Junta-se depois um outro domínio, mais vasto, que amplia o alcance do processo interpretativo. Trata-se do conhecimento profundo dos estilos e das ideias próprias das épocas em que as obras têm origem e, de igual modo, das tendências artísticas que distinguem os diferentes compositores. Resultam assim «leituras» pessoais que provêm de um saber acumulado e das quais depende a criação das necessidades e das urgências essenciais à prática musical. Não há um concerto igual a outro. As diferenças contextuais dos lugares e dos momentos levam a que as interpretações de uma obra, ainda que pela mão do mesmo maestro, variem sempre entre si. A consistência artística ancora-se em entendimentos que evoluem com o conhecimento e a experiência adquiridos ao longo do tempo.

 

Personalidades e estilos de liderança

A personalidade e o estilo de liderança de cada maestro têm uma influência muito grande na música que ouvimos. Sendo a orquestra constituída por dezenas de pessoas, cada qual com aspirações e trajetos de vida próprios, é imperativo a criação de um ambiente de trabalho focado em objetivos comuns. Enquanto líder, as relações interpessoais que o maestro mantém com o grupo são determinantes. Mas o poder e o carisma tanto podem inspirar e motivar como produzir efeitos contrários. Qualquer falta de rigor, qualquer manifestação de desleixo sobre aspetos relativos à organização, despertam reações imprevisíveis, por vezes difíceis de reverter.

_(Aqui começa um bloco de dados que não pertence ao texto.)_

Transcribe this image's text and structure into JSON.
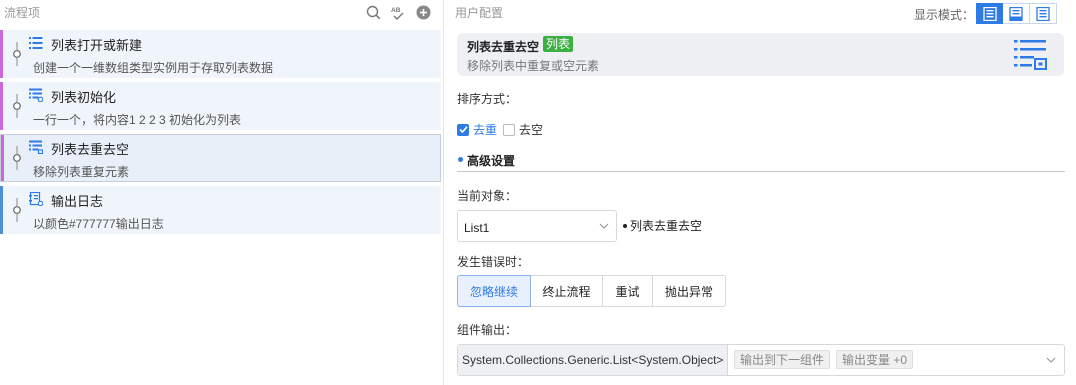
{
  "left": {
    "title": "流程项",
    "icons": [
      "search-icon",
      "spell-check-icon",
      "add-circle-icon"
    ],
    "steps": [
      {
        "title": "列表打开或新建",
        "desc": "创建一个一维数组类型实例用于存取列表数据",
        "icon": "list-icon",
        "color": "#cc66dd",
        "selected": false
      },
      {
        "title": "列表初始化",
        "desc": "一行一个，将内容1 2 2 3 初始化为列表",
        "icon": "list-init-icon",
        "color": "#cc66dd",
        "selected": false
      },
      {
        "title": "列表去重去空",
        "desc": "移除列表重复元素",
        "icon": "list-dedup-icon",
        "color": "#cc66dd",
        "selected": true
      },
      {
        "title": "输出日志",
        "desc": "以颜色#777777输出日志",
        "icon": "log-icon",
        "color": "#4a90d9",
        "selected": false
      }
    ]
  },
  "right": {
    "title": "用户配置",
    "display_mode_label": "显示模式：",
    "display_modes": [
      "mode-full-icon",
      "mode-compact-icon",
      "mode-list-icon"
    ],
    "card": {
      "title": "列表去重去空",
      "tag": "列表",
      "desc": "移除列表中重复或空元素",
      "icon": "list-config-icon"
    },
    "sort_label": "排序方式：",
    "options": [
      {
        "label": "去重",
        "checked": true
      },
      {
        "label": "去空",
        "checked": false
      }
    ],
    "advanced_title": "高级设置",
    "current_object_label": "当前对象：",
    "current_object_value": "List1",
    "current_object_note": "列表去重去空",
    "on_error_label": "发生错误时：",
    "error_actions": [
      {
        "label": "忽略继续",
        "active": true
      },
      {
        "label": "终止流程",
        "active": false
      },
      {
        "label": "重试",
        "active": false
      },
      {
        "label": "抛出异常",
        "active": false
      }
    ],
    "output_label": "组件输出：",
    "output_type": "System.Collections.Generic.List<System.Object>",
    "output_next": "输出到下一组件",
    "output_var": "输出变量 +0"
  },
  "colors": {
    "accent": "#2f7be5",
    "tag_green": "#3cb043",
    "list_bar": "#cc66dd",
    "log_bar": "#4a90d9"
  }
}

Há grandes maestros com os perfis mais diversos que podemos imaginar: controladores, como Arturo Toscanini ou Herbert von Karajan; afáveis, como Pedro de Freitas Branco; austeros, como Pierre Boulez; enérgicos, como Georg Solti; serenos como Carlo Maria Giulini; colaborativos, como Claudio Abbado e Leonard Bernstein… De uma maneira ou de outra, sempre em harmonia com a personalidade de cada um, todos impuseram a autoridade que lhes permitiu mobilizar a orquestra em torno das suas ideias.

 

O corpo, o gesto e o olhar

Cada maestro desenvolve uma qualidade do gesto que lhe é própria, mesmo que baseada nos livros de método. Os objetivos fundamentais desse processo são a clareza, a precisão e a expressividade. Com efeito, o gesto é o principal recurso de que dispõe para transformar as ideias em música. Por um lado, é um indicador que orienta e condiciona as ações dos músicos. Por outro, é a representação física de uma intenção musical. Em todo o caso, impõe-se eliminar tudo o que seja supérfluo para resultar significativo e persuasivo. Não se trata, todavia, de um repertório codificado de movimentos. Tal como um ator incorpora a personagem a partir do texto, o maestro incorpora a música a partir da partitura, vivenciando e expressando ideias musicais que vão além da mera execução técnica. Um bom maestro, não executa apenas gestos eficazes. Ele representa, encarna e inspira a música que ouvirmos.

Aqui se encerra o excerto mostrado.